In the same breath you pointed out why such a system does not work then state
such a system is possible, I don't think anyone with power would ever
genuinely want to enact such a system, but even if they did those
participating in such a system would always look for ways to un-level the
playing field and recreate the hierarchy we seek in society as primates.

------
andrewfong
Working fewer hours per week can actually be really hard. Fewer hours means
more workers, but adding more workers means additional communication,
planning, and other costs.

This is especially true for "knowledge work" since you can't brain-dump
everything you know onto a co-worker. If your job involves a service component
as well (e.g. like lawyering), that probably means you have also to be on call
in addition to the hours you spend working. And then there are tasks where
workers need to put in 40 hour work weeks to get anything done because of how
long to get up to speed (e.g. I'd personally have a very hard time getting any
meaningful coding, writing, or art done if I was limited to working only two
hours a day or one day a week on that project).

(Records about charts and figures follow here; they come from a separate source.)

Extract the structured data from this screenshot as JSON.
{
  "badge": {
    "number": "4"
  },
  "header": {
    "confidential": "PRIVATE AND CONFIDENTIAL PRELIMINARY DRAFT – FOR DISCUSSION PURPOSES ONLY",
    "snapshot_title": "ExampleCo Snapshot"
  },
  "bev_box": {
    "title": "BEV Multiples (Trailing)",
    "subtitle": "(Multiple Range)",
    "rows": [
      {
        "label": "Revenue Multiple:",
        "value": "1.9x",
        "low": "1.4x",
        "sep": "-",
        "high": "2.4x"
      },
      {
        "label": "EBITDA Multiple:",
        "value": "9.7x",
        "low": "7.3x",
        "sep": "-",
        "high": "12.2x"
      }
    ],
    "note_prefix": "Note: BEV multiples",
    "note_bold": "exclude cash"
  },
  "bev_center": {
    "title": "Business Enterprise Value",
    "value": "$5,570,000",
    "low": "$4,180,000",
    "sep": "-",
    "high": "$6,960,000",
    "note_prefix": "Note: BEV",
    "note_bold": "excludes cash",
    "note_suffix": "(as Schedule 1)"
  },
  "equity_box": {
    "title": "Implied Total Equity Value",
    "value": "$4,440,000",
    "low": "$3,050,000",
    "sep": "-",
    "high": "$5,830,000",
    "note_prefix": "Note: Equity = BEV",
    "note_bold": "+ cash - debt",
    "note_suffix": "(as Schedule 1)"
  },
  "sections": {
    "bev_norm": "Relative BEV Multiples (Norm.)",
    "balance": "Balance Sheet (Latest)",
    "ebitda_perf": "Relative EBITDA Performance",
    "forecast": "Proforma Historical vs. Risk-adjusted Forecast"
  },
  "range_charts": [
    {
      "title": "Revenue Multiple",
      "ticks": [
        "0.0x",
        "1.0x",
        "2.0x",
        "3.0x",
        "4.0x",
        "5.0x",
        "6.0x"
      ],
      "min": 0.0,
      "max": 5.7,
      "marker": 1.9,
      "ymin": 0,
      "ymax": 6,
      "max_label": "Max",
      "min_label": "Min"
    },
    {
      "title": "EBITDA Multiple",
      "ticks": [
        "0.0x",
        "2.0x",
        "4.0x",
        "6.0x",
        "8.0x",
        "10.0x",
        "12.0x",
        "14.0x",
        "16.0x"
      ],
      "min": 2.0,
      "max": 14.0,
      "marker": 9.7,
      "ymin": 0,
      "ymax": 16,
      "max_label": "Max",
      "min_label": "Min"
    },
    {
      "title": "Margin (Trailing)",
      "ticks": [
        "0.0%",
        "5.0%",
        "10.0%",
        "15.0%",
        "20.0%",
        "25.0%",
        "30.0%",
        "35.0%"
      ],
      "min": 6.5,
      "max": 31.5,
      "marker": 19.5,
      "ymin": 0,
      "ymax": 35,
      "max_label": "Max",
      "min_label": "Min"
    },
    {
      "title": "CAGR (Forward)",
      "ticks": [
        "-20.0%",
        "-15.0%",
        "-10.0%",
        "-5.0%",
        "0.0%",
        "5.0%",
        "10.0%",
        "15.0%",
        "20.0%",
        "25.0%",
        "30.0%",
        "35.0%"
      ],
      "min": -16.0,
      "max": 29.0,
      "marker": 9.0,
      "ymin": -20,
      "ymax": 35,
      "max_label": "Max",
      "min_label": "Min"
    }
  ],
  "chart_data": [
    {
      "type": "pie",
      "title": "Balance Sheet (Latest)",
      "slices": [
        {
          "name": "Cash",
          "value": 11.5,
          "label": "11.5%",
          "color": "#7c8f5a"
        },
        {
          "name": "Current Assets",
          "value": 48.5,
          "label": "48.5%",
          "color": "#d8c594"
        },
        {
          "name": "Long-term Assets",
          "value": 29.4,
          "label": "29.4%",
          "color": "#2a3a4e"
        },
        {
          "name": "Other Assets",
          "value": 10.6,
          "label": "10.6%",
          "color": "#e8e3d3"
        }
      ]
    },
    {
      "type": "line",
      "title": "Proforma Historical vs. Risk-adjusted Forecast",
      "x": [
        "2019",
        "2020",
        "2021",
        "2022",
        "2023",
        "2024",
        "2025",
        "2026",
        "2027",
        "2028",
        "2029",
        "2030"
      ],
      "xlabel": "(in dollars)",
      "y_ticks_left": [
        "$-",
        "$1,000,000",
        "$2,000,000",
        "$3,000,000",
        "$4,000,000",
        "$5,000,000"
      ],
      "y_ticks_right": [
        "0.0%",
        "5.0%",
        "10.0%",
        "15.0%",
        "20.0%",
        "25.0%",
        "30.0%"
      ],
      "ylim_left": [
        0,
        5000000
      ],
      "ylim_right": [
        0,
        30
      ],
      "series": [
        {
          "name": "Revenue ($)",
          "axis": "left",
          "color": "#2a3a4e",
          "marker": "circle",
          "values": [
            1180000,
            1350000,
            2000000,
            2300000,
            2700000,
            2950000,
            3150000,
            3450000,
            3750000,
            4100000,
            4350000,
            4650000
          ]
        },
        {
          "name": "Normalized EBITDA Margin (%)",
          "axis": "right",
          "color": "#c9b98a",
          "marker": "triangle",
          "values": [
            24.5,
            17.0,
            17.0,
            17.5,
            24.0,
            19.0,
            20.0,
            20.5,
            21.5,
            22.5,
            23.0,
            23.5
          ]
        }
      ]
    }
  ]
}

I think the solution here is probably not so much a focus on part-time work
but on seasonal work or jobs where sabbaticals are a thing.

------
_zachs
This is something I'd definitely be interested in trying. Like stated
elsewhere here, the Netherlands has a culture similar to this.

I've had 3 internships so far, and the most recent one has had a lot of
overtime. Maybe I'll try to start my first full-time job in the Netherlands.